Sie reichte das Parfüm wieder Hermine und griff nach einem Stapel von Babybodys: „So viele ungenutzte Kleidung." Hermine achtete gar nicht mehr auf Dracos Mutter, sondern fuhr vorsichtig mit den Fingern über die Flasche, bevor sie sie wieder in die Schachtel steckte und die Schachtel in ihrer Westentasche verschwinden ließ. Sie wusste nicht wirklich warum sie das tat. Aber sie hatte dieses blöde Gefühl, dass diese Flasche nicht einfach hier rumliegen sollte. Sie wusste generell nicht, was sie davon halten sollte. Ihr kamen es wie Stunden vor, als sie in dem Gästezimmer saß und die Flasche wieder in der Hand hielt.

Von Draco kannte sie diesen Duft nicht. Da war sie sich sicher. Draco hatte noch nie nach diesem Herrenduft gerochen. Er hatte etwas... Natürlicheres. Unaufdringliches. Wo hatte sie diesen Duft schon mal gerochen? „Was machst du gerade?" ertönte Dracos Stimme und sie wandte den Kopf zur Tür. Sie schüttelte stumm den Kopf und Draco schloss leise die Tür, bevor er sich ihr gegenüber aufs Bett setzte. „Was ist los?" Hermine hielt ihm das Fläschchen hin und Draco kniff kurz die Augen zusammen: „Woher hast du das?" „Ich hab deiner Mutter heute geholfen beim Aussortieren einiger Sachen," erklärte sie leise.

Ihm schien ein Licht aufzugehen: „Das hab ich zum Geburtstag bekommen." Er griff nach der Flasche. „Das habe ich fast schon vergessen." Hermine schluckte: „Draco... das ist dieser Duft." Er sah sie stumm fragend an. „Der Duft, den der Täter in der Nacht an sich getragen hat." Sein Gehirn schien zu arbeiten: „Du glaubst doch nicht, dass ich dich überfallen habe?" Sie hob sofort ihre Hände entschuldigend an: „Nein. Nein, das glaube ich nicht. Ich weiß, dass du es nicht warst. Du könntest so was nicht. Niemals." Er musterte die Flasche: „Es ist genau dieser Duft?" „Ja." „Das ist nicht gut oder?" Hermine dachte darüber nach. „Wir sollten es vernichten." „Aber ich hab nichts gemacht," erwiderte er energisch.

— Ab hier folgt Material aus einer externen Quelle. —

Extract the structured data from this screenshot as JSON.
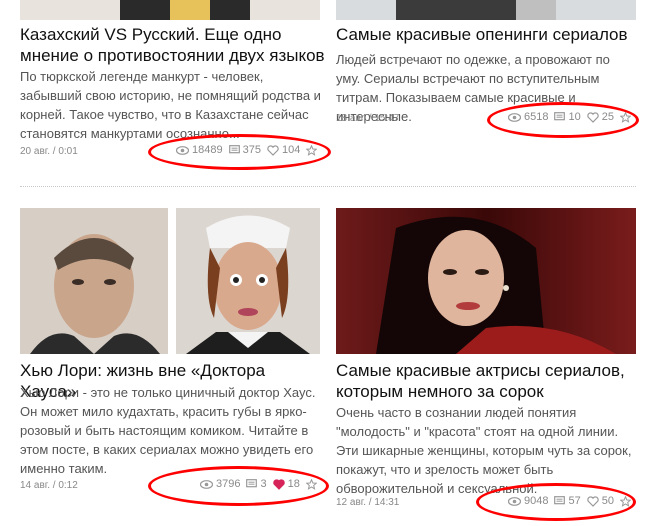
{
  "cards": [
    {
      "title": "Казахский VS Русский. Еще одно мнение о противостоянии двух языков",
      "description": "По тюркской легенде манкурт - человек, забывший свою историю, не помнящий родства и корней. Такое чувство, что в Казахстане сейчас становятся манкуртами осознанно...",
      "date": "20 авг. / 0:01",
      "views": "18489",
      "comments": "375",
      "likes": "104"
    },
    {
      "title": "Самые красивые опенинги сериалов",
      "description": "Людей встречают по одежке, а провожают по уму. Сериалы встречают по вступительным титрам. Показываем самые красивые и интересные.",
      "date": "18 авг. / 15:47",
      "views": "6518",
      "comments": "10",
      "likes": "25"
    },
    {
      "title": "Хью Лори: жизнь вне «Доктора Хауса»",
      "description": "Хью Лори - это не только циничный доктор Хаус. Он может мило кудахтать, красить губы в ярко-розовый и быть настоящим комиком. Читайте в этом посте, в каких сериалах можно увидеть его именно таким.",
      "date": "14 авг. / 0:12",
      "views": "3796",
      "comments": "3",
      "likes": "18"
    },
    {
      "title": "Самые красивые актрисы сериалов, которым немного за сорок",
      "description": "Очень часто в сознании людей понятия \"молодость\" и \"красота\" стоят на одной линии. Эти шикарные женщины, которым чуть за сорок, покажут, что и зрелость может быть обворожительной и сексуальной.",
      "date": "12 авг. / 14:31",
      "views": "9048",
      "comments": "57",
      "likes": "50"
    }
  ],
  "colors": {
    "highlight": "#ff0000",
    "liked_heart": "#d6245a",
    "meta": "#8a8a8a"
  }
}
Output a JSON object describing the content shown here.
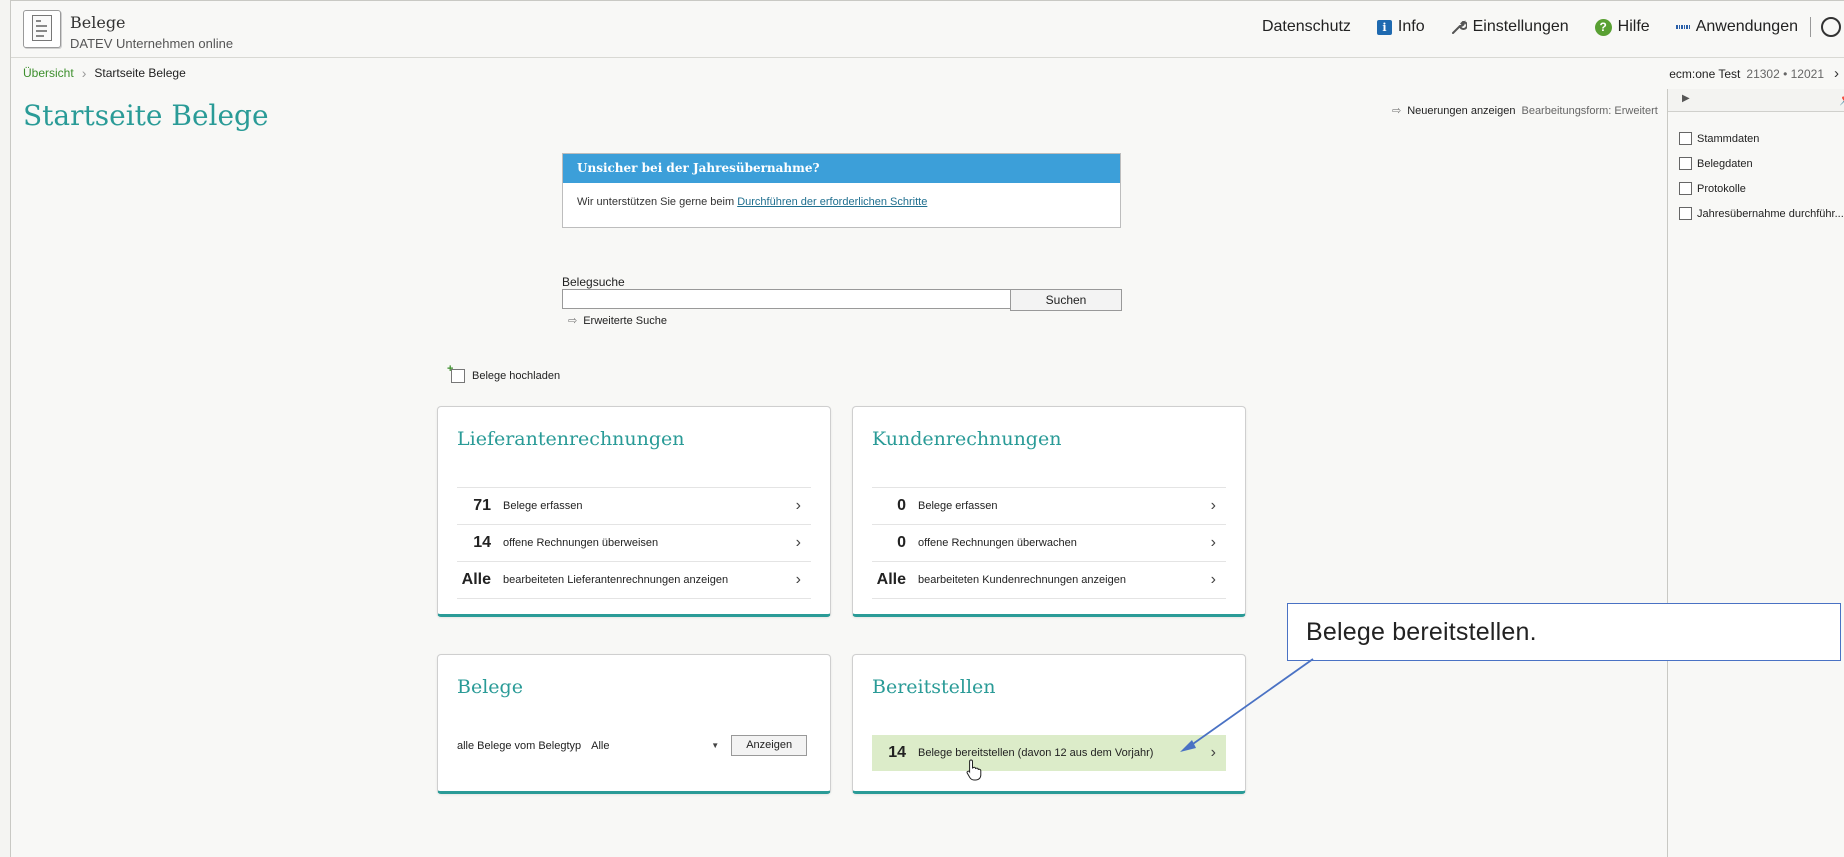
{
  "app": {
    "title": "Belege",
    "subtitle": "DATEV Unternehmen online"
  },
  "topnav": {
    "datenschutz": "Datenschutz",
    "info": "Info",
    "einstellungen": "Einstellungen",
    "hilfe": "Hilfe",
    "anwendungen": "Anwendungen"
  },
  "breadcrumb": {
    "home": "Übersicht",
    "current": "Startseite Belege"
  },
  "context": {
    "name": "ecm:one Test",
    "numbers": "21302 • 12021"
  },
  "page": {
    "title": "Startseite Belege"
  },
  "news": {
    "link": "Neuerungen anzeigen",
    "mode": "Bearbeitungsform: Erweitert"
  },
  "infobox": {
    "title": "Unsicher bei der Jahresübernahme?",
    "text": "Wir unterstützen Sie gerne beim ",
    "link": "Durchführen der erforderlichen Schritte"
  },
  "search": {
    "label": "Belegsuche",
    "value": "",
    "button": "Suchen",
    "advanced": "Erweiterte Suche"
  },
  "upload": {
    "label": "Belege hochladen"
  },
  "cards": {
    "lieferanten": {
      "title": "Lieferantenrechnungen",
      "rows": [
        {
          "num": "71",
          "text": "Belege erfassen"
        },
        {
          "num": "14",
          "text": "offene Rechnungen überweisen"
        },
        {
          "num": "Alle",
          "text": "bearbeiteten Lieferantenrechnungen anzeigen"
        }
      ]
    },
    "kunden": {
      "title": "Kundenrechnungen",
      "rows": [
        {
          "num": "0",
          "text": "Belege erfassen"
        },
        {
          "num": "0",
          "text": "offene Rechnungen überwachen"
        },
        {
          "num": "Alle",
          "text": "bearbeiteten Kundenrechnungen anzeigen"
        }
      ]
    },
    "belege": {
      "title": "Belege",
      "type_label": "alle Belege vom Belegtyp",
      "type_value": "Alle",
      "button": "Anzeigen"
    },
    "bereitstellen": {
      "title": "Bereitstellen",
      "row": {
        "num": "14",
        "text": "Belege bereitstellen (davon 12 aus dem Vorjahr)"
      }
    }
  },
  "sidepanel": {
    "items": [
      "Stammdaten",
      "Belegdaten",
      "Protokolle",
      "Jahresübernahme durchführ..."
    ]
  },
  "callout": {
    "text": "Belege bereitstellen."
  },
  "colors": {
    "accent": "#2a9b97",
    "link_green": "#3d8f2d",
    "info_blue": "#3c9fd9",
    "highlight": "#dcecc9",
    "callout_border": "#4a72c4"
  }
}
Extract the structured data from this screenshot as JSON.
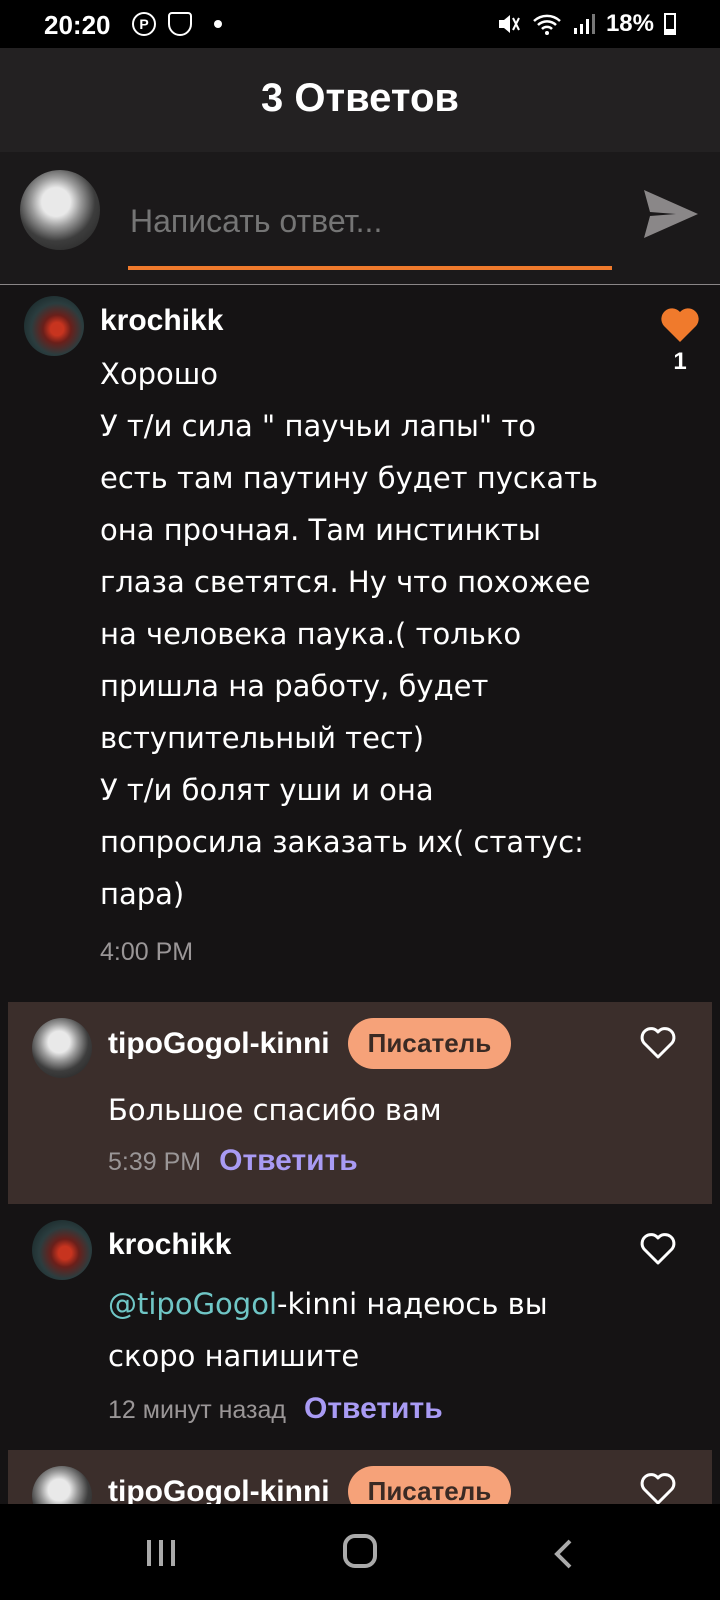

Hermine stand auf und ging ins angrenzende Bad. Draco folgte ihr: „Was machst du da?" Sie schraubte den Flakon auf und lehrte den Inhalt ins Waschbecken. Sie stellte das Wasser an und ließ es laufen, damit dieser verfluchte Duft verschwand. „Wir zerstören es. Dann müssen wir uns darüber nie mehr Gedanken machen. Nie mehr," sagte sie während sie versuchte das Zittern zu unterdrücken. „Hermine..." Sie schob Draco energisch zur Seite, immer noch die leere Flasche in der Hand und zog aus ihrem Koffer einen Seidenschal. „Was tust du da?" wollte Draco wissen, als sie die Flasche darin einwickelte. Hermine griff nach einem dicken Wälzer, während sie das eingewickelte Fläschchen auf das Sideboard legte „Nach was sieht's den aus?" fragte sie gegen und schlug mit voller Wucht das Buch auf die leere Parfümflasche. Das filigrane Glas zersprang sofort.

„Aus den Augen, aus den Sinn," presste sie schwer hervor, entzündete den Kamin und schmiss den Schal mit den Scherben darin in die Flammen. Sie sah dabei einige Sekunden zu und merkte jetzt erst wie schnell sie atmete und das ihr Gesicht nass von Tränen war. Sie ließ sich auf den kleinen Zweisitzer fallen und fuhr sich fahrig über die Stirn, während sie schluchzte. Sie zuckte nicht zusammen, als Draco erst vorsichtig über ihr Haar und ihren Rücken strich und sich dann neben sie setzte und sie behutsam in seine Arme zog. „Schon gut. Lass es raus." „Es soll endlich aufhören. Mach das es aufhört Draco." Sie merkte wie er den Kopf schüttelte: „Das kann ich nicht Granger. Das kann ich nicht."